Vor diesem Hintergrund konnte der BFH die (höchstrichterlich noch nicht geklärte) Rechtsfrage, ob § 22 Abs. 6 UmwStG dahin auszulegen ist, dass im Falle einer unentgeltlichen Rechtsnachfolge ein durch den Rechtsnachfolger ausgelöster Einbringungsgewinn I fiktiv als Gewinn des Rechtsnachfolgers statt als Gewinn des ursprünglich Einbringenden gilt, offen lassen.

Das FG war auch zu Recht davon ausgegangen, dass der Einbringungsgewinn I nicht (auch nicht teilweise) zum Gewerbeertrag der Untergesellschaften gehört. Der BFH folgte der vom FG vertretenen Auffassung, dass es sich um einen einheitlichen Veräußerungsvorgang (und nicht um mehrere Veräußerungen) handelt und keine "Durchstockung" des Veräußerungsgewinns erfolgt. Vor diesem Hintergrund hatten FA und FG den Einbringungsgewinn I zu Recht in voller Höhe dem Gewerbeertrag hinzugerechnet.

2. Kürzung nach § 9 Nr. 2 GewStG

Der Gewerbeertrag war auch nicht nach § 9 Nr. 2 GewStG zu kürzen. Denn der im Gewerbeertrag der Obergesellschaft zu erfassende Anteilsveräußerungsgewinn im Sinne des § 7 Satz 2 Nr. 2 GewStG unterliegt nicht (auch nicht teilweise) der Kürzung nach § 9 Nr. 2 GewStG. Dies folgt schon daraus, dass der Veräußerungsgewinn originär auf der Ebene der Obergesellschaft entstanden ist und im Gewerbeertrag der Untergesellschaften) nicht erfasst wird. § 9 Nr. 2 GewStG kann insoweit nur auf der Ebene der Mitunternehmer der Obergesellschaft Anwendung finden.

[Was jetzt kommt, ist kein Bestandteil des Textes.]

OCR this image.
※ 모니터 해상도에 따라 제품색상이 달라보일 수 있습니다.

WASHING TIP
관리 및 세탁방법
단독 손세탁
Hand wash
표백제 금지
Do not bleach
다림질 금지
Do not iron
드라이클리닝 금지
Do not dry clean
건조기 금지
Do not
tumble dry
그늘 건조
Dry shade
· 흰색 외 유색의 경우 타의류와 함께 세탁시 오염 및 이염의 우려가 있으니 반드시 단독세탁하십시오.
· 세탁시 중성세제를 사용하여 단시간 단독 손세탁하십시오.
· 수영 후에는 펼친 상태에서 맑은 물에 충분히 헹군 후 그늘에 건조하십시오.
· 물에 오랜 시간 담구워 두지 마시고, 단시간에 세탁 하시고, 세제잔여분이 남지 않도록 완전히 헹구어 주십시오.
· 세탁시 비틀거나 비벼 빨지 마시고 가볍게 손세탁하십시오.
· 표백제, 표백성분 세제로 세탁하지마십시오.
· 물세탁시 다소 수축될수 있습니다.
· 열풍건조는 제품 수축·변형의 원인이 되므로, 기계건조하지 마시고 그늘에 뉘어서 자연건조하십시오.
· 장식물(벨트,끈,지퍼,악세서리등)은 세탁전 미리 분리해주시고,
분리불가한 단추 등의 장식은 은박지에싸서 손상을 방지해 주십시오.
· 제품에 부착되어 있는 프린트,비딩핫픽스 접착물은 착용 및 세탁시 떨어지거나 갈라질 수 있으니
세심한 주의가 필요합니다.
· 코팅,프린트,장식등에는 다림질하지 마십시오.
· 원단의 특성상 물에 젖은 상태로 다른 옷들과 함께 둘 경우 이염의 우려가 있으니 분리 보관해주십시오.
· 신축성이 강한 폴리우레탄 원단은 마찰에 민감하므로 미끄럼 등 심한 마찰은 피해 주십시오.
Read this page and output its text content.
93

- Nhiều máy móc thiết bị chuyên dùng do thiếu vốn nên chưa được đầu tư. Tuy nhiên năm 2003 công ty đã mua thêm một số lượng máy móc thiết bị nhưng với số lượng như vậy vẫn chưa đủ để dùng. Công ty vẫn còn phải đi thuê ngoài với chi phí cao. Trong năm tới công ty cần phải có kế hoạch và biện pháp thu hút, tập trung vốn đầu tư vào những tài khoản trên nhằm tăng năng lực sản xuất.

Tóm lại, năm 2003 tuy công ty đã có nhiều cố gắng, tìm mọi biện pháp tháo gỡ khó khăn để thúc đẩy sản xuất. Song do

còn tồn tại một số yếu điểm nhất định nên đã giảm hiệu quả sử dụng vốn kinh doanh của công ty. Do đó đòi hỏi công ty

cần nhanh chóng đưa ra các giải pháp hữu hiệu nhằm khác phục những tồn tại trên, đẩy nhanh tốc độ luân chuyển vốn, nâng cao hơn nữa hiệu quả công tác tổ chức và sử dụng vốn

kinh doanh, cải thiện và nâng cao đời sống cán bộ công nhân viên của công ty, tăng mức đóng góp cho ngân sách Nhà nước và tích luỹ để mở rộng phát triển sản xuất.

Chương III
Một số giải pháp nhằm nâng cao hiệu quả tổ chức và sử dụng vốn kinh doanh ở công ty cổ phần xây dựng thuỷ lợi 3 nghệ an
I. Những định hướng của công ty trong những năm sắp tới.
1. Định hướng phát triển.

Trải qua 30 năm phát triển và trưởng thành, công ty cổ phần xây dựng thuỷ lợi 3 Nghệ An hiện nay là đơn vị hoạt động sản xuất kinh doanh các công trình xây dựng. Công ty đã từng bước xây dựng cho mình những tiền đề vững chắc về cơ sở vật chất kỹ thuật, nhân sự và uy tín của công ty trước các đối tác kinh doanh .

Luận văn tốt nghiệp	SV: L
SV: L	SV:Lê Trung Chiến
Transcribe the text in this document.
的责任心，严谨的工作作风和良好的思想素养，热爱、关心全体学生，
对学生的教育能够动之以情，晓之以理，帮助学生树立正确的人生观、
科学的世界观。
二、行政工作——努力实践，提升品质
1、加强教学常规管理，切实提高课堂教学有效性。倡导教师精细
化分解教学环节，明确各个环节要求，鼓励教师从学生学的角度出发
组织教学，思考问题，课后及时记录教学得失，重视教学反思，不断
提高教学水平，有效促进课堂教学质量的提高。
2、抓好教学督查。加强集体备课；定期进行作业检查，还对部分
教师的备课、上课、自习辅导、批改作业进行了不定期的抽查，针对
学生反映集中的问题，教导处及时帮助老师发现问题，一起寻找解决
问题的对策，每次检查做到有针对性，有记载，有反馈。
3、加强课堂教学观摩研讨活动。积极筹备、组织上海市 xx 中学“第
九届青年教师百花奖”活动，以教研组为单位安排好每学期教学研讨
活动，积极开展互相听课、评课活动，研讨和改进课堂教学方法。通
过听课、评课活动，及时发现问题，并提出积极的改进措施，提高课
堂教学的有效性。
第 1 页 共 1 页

3. Steuerbefreiung nach § 3 Nr. 20 GewStG

Letztlich war der Gewerbeertrag der Obergesellschaft auch nicht nach § 3 Nr. 20 Buchst. b GewStG (teilweise) von der Gewerbesteuer befreit ist. Denn von der Gewerbesteuer wird nicht der Träger des in § 3 Nr. 20 Buchst. b GewStG genannten Krankenhauses mit seinem gesamten Gewerbeertrag befreit; begünstigt werden vielmehr die aus dem Betrieb des Krankenhauses resultierenden Erträge. Soweit der Träger des Krankenhauses außerhalb dieses Betriebs Erträge erzielt, unterliegen diese der Gewerbesteuer.

Im Streitfall hatte die Obergesellschaft selbst keine Krankenhäuser im Sinne des § 3 Nr. 20 Buchst. b GewStG betrieben. Die Steuerbefreiung lässt sich auch nicht daraus herleiten, dass die Tochtergesellschaften von § 3 Nr. 20 Bucht b GewStG begünstigt waren, da es an einer mit der Betriebsaufspaltung vergleichbaren (engen) personellen und sachlichen Verflechtung sowie an einem einheitlichen geschäftlichen Betätigungswillen mangelt.

Hinweis: Insoweit entsprechend gleichlautend BFH v. 8.5.2025 - IV R 9/23.